At the second step, to complete the DIM, we added to our null model the
guild proportion variables and the guild pair-wise interactions. Because
all guild proportions sum 100%, we built a model without intercept at
this step (Kirwan et al. 2009). We discarded curved relationships
between the model terms and SOC by comparing this final DIM model with
the corresponding generalized interaction model (Connolly et al.2013) using a likelihood test (Chi-squared = 1.27 x
10-3; p-value = 0.97; Hothorn et al., 2019).
In order to show the effects of plant guilds we calculated the predicted
effects of the model for all possible combinations of grasses, forbs and
legumes with the emmeans package (Lenth et al. 2019), fixing the
rest of the variables at their mean value.
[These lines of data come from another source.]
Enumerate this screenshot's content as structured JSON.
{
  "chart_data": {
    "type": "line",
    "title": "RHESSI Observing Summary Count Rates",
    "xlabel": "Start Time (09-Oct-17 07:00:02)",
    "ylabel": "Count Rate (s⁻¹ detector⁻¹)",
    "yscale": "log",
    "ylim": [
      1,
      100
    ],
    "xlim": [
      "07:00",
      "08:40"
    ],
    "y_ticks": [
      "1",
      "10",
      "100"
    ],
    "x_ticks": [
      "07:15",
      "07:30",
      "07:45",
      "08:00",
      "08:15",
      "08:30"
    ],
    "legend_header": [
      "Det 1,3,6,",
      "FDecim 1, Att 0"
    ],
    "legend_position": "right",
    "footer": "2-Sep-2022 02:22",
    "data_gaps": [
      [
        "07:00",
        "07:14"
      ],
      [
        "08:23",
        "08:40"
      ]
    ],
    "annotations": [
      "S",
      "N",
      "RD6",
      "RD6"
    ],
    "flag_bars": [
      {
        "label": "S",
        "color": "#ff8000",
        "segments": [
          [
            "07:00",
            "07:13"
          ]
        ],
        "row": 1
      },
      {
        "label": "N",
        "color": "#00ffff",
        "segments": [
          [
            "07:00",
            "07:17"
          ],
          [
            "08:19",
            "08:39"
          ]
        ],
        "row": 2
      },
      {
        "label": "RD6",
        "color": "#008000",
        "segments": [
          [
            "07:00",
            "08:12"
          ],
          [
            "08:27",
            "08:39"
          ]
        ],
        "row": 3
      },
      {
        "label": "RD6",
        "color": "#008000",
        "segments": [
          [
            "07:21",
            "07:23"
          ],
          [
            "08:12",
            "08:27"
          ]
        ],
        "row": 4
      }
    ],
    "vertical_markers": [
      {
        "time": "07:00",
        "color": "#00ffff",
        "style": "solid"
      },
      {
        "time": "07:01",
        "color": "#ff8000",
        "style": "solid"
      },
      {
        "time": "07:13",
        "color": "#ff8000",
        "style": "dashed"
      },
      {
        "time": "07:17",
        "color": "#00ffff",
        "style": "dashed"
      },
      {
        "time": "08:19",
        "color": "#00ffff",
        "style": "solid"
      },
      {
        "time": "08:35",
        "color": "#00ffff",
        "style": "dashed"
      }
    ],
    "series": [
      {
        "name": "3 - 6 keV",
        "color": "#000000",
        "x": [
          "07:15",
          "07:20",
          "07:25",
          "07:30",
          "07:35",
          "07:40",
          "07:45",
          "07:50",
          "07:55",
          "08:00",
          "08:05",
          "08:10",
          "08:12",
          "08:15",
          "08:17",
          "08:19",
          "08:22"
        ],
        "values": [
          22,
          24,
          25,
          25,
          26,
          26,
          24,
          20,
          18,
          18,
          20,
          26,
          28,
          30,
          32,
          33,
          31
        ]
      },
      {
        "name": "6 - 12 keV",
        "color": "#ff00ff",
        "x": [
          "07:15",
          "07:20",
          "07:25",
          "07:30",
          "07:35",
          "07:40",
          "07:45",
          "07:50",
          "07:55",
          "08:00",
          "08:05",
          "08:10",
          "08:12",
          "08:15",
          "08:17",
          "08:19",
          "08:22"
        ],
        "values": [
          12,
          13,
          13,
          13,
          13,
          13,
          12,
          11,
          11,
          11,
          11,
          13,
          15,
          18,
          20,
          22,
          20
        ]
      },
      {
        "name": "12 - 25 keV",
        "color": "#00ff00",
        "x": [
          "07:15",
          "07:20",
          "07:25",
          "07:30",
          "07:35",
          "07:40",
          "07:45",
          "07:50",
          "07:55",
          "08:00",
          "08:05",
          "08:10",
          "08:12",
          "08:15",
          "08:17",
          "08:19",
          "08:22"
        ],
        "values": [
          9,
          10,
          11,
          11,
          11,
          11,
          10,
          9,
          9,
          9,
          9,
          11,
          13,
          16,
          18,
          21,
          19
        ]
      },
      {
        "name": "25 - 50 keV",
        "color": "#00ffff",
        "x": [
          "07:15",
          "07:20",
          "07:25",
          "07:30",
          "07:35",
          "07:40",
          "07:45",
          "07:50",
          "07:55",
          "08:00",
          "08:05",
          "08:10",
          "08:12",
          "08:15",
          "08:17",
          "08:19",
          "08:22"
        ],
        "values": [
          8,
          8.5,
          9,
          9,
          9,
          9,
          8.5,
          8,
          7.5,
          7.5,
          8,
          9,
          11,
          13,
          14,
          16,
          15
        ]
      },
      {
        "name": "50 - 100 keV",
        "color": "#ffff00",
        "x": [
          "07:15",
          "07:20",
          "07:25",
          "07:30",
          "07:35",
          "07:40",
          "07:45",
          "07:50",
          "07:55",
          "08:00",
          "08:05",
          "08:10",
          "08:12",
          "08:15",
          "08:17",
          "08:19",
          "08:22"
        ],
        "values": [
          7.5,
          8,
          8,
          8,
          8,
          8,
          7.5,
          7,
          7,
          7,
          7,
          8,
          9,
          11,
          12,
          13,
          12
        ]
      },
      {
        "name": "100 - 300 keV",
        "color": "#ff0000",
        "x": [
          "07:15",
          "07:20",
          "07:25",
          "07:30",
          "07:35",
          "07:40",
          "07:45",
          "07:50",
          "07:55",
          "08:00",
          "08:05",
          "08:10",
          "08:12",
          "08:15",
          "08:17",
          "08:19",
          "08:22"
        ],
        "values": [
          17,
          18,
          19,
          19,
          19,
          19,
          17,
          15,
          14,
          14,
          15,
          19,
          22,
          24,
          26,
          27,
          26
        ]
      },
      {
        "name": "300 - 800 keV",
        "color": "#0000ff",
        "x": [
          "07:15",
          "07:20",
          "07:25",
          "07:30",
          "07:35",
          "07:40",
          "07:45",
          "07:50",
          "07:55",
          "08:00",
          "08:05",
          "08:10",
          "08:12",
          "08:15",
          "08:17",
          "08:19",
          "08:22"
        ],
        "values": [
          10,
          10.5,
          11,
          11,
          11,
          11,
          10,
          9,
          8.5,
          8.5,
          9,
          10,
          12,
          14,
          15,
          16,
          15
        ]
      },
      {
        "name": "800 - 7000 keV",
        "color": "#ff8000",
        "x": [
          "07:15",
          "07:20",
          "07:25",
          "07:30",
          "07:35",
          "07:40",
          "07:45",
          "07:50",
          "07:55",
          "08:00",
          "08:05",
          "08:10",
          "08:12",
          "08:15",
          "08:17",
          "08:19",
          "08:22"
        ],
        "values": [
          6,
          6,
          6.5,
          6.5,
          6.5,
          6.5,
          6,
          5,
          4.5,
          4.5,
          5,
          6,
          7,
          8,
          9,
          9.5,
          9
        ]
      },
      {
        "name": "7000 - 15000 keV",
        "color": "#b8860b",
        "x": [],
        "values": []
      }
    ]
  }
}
Sedges were fixed at 0%
because of their low effects on SOC (Table 1), their low mean proportion
(2%) and to obtain clearer plots. We built a ternary plot with the
ggtern package (Hamilton & Ferry 2018) to show predicted SOC variation
across plant guild proportions. We also plotted SOC variation across a
legume proportion gradient under: 1) a balanced scenario where grasses
and forbs accounted equal proportions; 2) a forb-dominance scenario
where forb:grass proportions were 80:20; 3) a grass-dominance scenario
were forb:grass proportion was 20:80; and 4) a co-dominance scenario
where grasses and forbs accounted equal proportions (50:50), of the
remaining proportion unaccounted by legumes.